The transition we propose is similar to the metamorphosis in genomics that occurred with SNP analyses, where the early stages of the genome project focused on “SNP discovery”, while once the SNP databases were near completion, the field turned to “SNP scoring”, a much less expensive and more straightforward process. In proteomics, once proteoform databases are near completion, in that the hard work has been done to identify what proteoforms actually exist in nature, it will no longer be necessary to engage in laborious and complex full-fledged analyses of proteins involving MS/MS fragmentation. Rather, a simple isotopic tagging procedure and accurate mass determination will be sufficient to provide accurate quantitative information on proteoform identities and abundances.

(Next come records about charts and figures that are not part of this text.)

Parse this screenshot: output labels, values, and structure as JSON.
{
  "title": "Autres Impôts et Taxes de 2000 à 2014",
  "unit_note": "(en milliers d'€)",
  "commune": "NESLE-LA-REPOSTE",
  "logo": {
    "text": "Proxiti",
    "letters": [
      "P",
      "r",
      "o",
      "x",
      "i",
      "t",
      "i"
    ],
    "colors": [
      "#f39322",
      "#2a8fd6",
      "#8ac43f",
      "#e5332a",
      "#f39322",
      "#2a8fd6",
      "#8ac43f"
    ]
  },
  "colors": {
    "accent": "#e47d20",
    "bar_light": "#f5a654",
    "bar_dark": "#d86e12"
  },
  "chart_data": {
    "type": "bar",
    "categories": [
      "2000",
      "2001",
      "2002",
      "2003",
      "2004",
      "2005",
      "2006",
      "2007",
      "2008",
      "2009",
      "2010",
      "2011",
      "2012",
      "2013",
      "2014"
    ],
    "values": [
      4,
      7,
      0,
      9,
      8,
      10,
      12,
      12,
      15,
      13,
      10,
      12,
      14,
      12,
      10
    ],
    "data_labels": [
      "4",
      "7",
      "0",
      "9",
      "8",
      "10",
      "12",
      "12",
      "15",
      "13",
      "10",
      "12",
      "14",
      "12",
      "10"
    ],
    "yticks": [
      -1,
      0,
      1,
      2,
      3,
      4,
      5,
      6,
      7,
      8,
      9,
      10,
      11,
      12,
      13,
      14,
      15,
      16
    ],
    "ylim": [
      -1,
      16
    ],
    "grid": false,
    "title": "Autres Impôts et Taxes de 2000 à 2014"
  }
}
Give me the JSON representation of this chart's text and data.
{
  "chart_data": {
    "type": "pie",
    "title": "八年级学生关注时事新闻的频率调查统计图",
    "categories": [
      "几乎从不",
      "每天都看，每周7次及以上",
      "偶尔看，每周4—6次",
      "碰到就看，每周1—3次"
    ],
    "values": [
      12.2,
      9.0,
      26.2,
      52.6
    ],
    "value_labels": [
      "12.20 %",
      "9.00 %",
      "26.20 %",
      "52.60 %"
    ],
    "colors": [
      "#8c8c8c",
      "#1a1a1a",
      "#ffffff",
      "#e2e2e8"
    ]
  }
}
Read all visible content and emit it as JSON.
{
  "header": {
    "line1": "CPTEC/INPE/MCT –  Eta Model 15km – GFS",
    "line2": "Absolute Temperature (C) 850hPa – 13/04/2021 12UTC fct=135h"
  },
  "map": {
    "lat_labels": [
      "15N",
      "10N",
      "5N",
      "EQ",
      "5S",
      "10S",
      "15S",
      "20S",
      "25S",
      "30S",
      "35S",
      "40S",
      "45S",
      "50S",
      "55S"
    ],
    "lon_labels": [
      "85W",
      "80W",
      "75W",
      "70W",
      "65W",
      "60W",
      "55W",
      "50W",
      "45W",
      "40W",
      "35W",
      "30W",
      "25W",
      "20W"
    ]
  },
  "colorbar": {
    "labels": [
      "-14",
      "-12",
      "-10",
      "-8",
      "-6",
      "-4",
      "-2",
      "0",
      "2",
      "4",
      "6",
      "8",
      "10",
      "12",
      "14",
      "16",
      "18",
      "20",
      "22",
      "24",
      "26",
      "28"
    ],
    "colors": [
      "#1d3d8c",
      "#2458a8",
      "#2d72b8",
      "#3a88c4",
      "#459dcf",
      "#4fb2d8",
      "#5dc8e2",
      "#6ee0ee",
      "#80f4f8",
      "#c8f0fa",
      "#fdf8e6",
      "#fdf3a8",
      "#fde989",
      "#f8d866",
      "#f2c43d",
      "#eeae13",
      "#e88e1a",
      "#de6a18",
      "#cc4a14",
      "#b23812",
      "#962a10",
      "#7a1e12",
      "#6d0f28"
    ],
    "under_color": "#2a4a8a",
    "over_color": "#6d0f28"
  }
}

The ability to determine the extent and nature of protein variation is a critical missing piece in proteomics today. A surprise revealed by the success of the human genome project was the much lower than anticipated number of genes present in human, in the range of ~20,000 rather than the predicted ~100,000. This fact has led to the general recognition that much of the complexity and sophistication afforded by our biological machinery is at the level of protein variation rather than just resulting from a large number of distinct genes. These protein variations occur on at least three levels; alternative splicing of the RNA transcript; codon substitutions; and a wide variety of post-translational modifications (PTMs). Determining the identities and abundances of these proteoforms is vital to understanding normal and disease biology. The variations in proteoforms play central roles in a wide variety of biological processes, from cell signaling and signal transduction to gene regulation.

References

  1. Smith, Lloyd M. and Kelleher, Neil L., "Proteoform: a single term describing protein complexity." Nature Methods, 2013, 10(3), 186-187.
     
  2. Sheynkman, G.M.; Shortreed, M.R.; Frey, B.L.; and Smith, L.M., "Discovery and mass spectrometric analysis of novel splice-junction peptides using RNA-Seq." Molecular & Cellular Proteomics, 2013, 12(8), 2341-2353.
     
  3. Sheynkman, G.M.; Shortreed, M.R.; Frey, B.L.; Scalf, M.; and Smith, L.M., "Large-scale mass spectrometric detection of variant peptides resulting from non-synonymous nucleotide differences.” submitted to Journal of Proteome Research.
     
  4. Tran, J.C.; Zamdborg, L.; Ahlf, D.R.; Lee, J.E.; Catherman, A.D.; Durbin, K.R.; Tipton, J.D.; Vellaichamy, A.; Kellie, J.F.; Li, M.X.; Wu, C.; Sweet, S.M.M.; Early, B.P.; Siuti, N.; LeDuc, R.D.; Compton, P.D.; Thomas, P.M.; and Kelleher, N.L., "Mapping intact protein isoforms in discovery mode using top-down proteomics." Nature, 2011, 480, 254-258.
     
  5. Tran, J.C. and Doucette, A.A., "Gel-eluted liquid fraction entrapment electrophoresis: An electrophoretic method for broad molecular weight range proteome separation." Analytical Chemistry, 2008, 80(5), 1568-1573.
     
  6. Hebert, A.S.; Merrill, A.E.; Bailey, D.J.; Still, A.J.;Westphall, M.S.; Strieter, E.R.; Pagliarini, D.J.; and Coon, J.J., "Neutron-encoded mass signatures for multiplexed proteome quantification." Nature Methods, 2013, 10(4), 332-334.